I’m trying to implement an encoder-decoder LSTM model for a univariate time-series forecasting problem with multivariate covariates. In other words I have a predictor time series variable y and associated time-series features which will be helpful to predict future values of y. The structure of the encoder-decoder network as I understand and have implemented it are shown in the figure (apologies for the formatting of the key, i couldn’t get the last entry to format on one line correctly!).

Below is a description of a toy example where I want to predict y two steps into the future using the past three timepoints. The general concept being that the encoder LSTM will encode a context variable which can then be used to generate the prediction series sequentially. However I’m getting some tensor dimension mismatches which I don’t understand (all dims are included in the diagram and I am using a batch first approach). In the example I am only assuming a single LSTM layer for simplicity:

**Encoder:** I pass an input tensor consisting of the predictor variable and covariates at time t-2, t-1, t which will have dimensions (N, L, H_in) where L=3 (in the diagram I have unraveled the LSTM for each time input which is why L=1). The output of the encoder is the hidden state (h_t, c_t) which each have dimensions (1, N, H_out) where H_in is the number of covariate features+1 and H_out is the encoder LSTM hidden size.
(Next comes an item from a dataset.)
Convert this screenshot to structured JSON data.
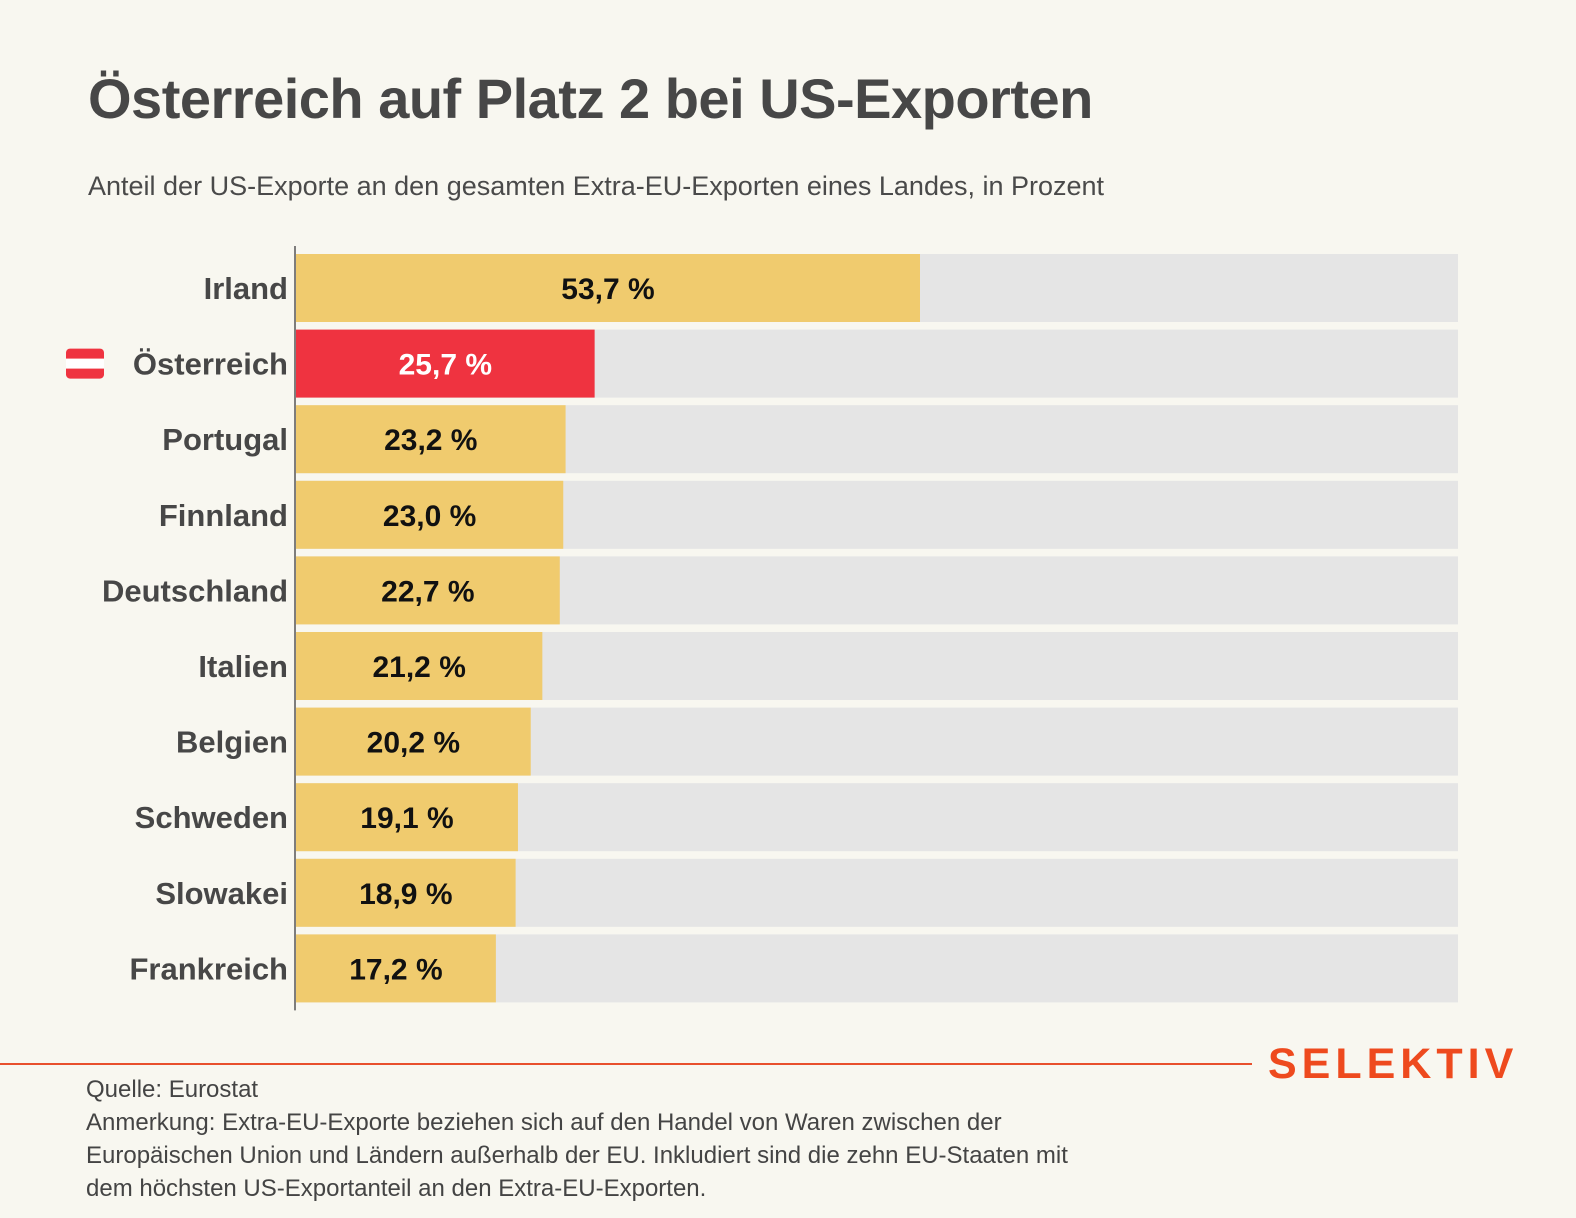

**Decoder:** The previous hidden state of the Encoder model is passed as the initial hidden state of the decoder model as well as the current value of y at time t to predict y_t+1. The predicted value of y_t+1 and the hidden state at t+1 is then used to predict y_t+2.

Theoretically I think this should work, however, I am getting a dimension mismatch between the hidden state output from the Encoder and input of the Decoder. The output of the Encoder hidden state will be (1, N, H_out) where H_out is the hidden size of the encoder LSTM. The input of the Decoder LSTM is (N, 1, 1) as it is just the last known value of the predictor variable. My understanding is that the last dimension of the Hidden state should match the last dim of the decoder input, however this won’t unless the LSTM only has a hidden size of 1 (and pytorch is giving a dimension mismatch error). This will also be an issue when using the decoder to generate the output prediction and the hidden size of the decoder won’t be 1.

Do I have a fundamental misunderstanding of how encoder/decoder networks are used for time series forecasting or is there a step that I am missing. I have read and seen that encoder/decoder networks can be used for time series forecasting but I can’t understand how they get around this issue! A lot of the examples use embedding layers as they are for NLP which I think gets around this issue.